This may come as a surprise to some of you considering the type of content I normally post (Double Chocolate Cookies, anyone?), but I eat salad almost daily. This is particularly true during the warmer months when I’m craving something cool and crunchy. I reach for salads until we are hit with “soup season” (aka the six months of winter we endure in my part of the world). Also, apologies to all you fish-haters out there but I love salmon. My hometown is situated alongside the Restigouche River, which is world-renowned for its exclusive salmon fishing - and when I say exclusive I mean CEO, bazillionaire, f-you-money exclusive. My father-in-law was shareholder of a fishing camp that once belonged to Joseph Pulitzer II, to give you some context. And yes, I’m referring to the dude that the Pulitzer Prize was named after. Crazy, I know. Anyway, enough with the history lesson and back food. This vibrant salad recipe is like summer in a bowl. Not only is it fresh and flavourful, the hearty salmon and creamy avocado make it surprisingly filling. This recipe is even, dare I say, healthy (you probably won’t see this term used often on the blog, folks). I found this recipe on Southern Living and modified it slightly to accommodate the ingredients I had on hand. Scroll below to find out how I put this bright and tasty salad together and don’t forget to subscribe!
Here’s what you’ll need:
- 8oz of raw salmon
- Salt and pepper, to taste
- 12oz of spring greens (or whatever type of lettuce you have on hand/prefer)
- 1 orange, segmented
- 1 pink grapefruit, segmented
- 1 ripe avocado, thinly sliced
- 1 shallot, thinly sliced
- ¼ cup of feta cheese
- 3tbsp of white wine vinegar
- 2tbsp of honey
- 2tbsp of fresh lemon juice
- 2 garlic cloves, minced
- 1tbsp of Dijon mustard
- ⅓ cup of extra virgin olive oil
Here’s what you’ll do:
- Preheat your oven to 425°F.
- Place salmon on a baking sheet and season with salt and pepper.

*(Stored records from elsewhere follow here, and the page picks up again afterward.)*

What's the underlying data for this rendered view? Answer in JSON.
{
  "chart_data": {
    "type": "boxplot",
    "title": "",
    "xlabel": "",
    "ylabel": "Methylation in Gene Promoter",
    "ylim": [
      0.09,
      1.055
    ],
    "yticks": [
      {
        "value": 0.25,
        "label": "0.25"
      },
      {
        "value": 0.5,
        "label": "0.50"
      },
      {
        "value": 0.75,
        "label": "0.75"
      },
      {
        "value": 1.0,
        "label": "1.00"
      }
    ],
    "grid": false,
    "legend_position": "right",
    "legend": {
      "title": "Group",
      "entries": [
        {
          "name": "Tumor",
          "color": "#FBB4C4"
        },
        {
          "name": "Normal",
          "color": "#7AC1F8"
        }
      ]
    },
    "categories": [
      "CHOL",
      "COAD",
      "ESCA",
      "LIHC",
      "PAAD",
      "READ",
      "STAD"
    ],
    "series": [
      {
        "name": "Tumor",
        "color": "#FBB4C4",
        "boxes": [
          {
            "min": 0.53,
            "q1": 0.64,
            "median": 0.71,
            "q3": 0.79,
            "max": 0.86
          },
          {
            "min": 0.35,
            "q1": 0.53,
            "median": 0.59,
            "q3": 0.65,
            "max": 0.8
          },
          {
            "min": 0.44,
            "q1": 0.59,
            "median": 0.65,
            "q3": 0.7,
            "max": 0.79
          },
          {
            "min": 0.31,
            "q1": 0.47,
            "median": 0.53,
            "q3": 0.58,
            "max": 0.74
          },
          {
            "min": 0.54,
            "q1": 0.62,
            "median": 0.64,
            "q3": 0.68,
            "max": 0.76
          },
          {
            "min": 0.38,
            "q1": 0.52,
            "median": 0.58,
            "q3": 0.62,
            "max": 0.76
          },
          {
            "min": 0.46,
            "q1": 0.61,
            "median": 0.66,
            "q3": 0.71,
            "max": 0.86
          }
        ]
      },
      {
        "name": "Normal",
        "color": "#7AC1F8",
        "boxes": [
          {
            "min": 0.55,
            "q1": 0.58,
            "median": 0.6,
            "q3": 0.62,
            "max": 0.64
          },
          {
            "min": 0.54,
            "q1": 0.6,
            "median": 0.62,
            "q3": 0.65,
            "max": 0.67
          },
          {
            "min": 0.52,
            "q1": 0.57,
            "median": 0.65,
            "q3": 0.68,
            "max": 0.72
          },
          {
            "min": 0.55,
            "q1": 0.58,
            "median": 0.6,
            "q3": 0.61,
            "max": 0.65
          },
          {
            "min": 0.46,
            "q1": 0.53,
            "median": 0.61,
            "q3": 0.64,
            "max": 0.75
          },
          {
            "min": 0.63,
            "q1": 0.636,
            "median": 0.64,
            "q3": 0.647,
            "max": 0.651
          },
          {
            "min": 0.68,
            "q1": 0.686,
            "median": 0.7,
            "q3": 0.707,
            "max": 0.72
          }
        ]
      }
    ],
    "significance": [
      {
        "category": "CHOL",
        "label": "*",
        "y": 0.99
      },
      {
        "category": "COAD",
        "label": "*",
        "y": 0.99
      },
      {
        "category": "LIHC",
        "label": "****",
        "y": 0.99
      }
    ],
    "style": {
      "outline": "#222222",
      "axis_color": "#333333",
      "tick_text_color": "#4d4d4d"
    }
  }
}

- Bake salmon for 15 to 20 minutes or until it flakes easily with a fork. Set aside and let cool completely.
- In a mason jar, combine vinegar, lemon juice, honey, garlic, olive oil and salt and pepper. Seal lid tightly and shake vigorously until all of the ingredients are blended.
- Toss together the lettuce, orange, grapefruit, avocado and shallot. Drizzle with vinaigrette (I said drizzle, not free pour. A little goes a long way here). Sprinkle with feta and enjoy!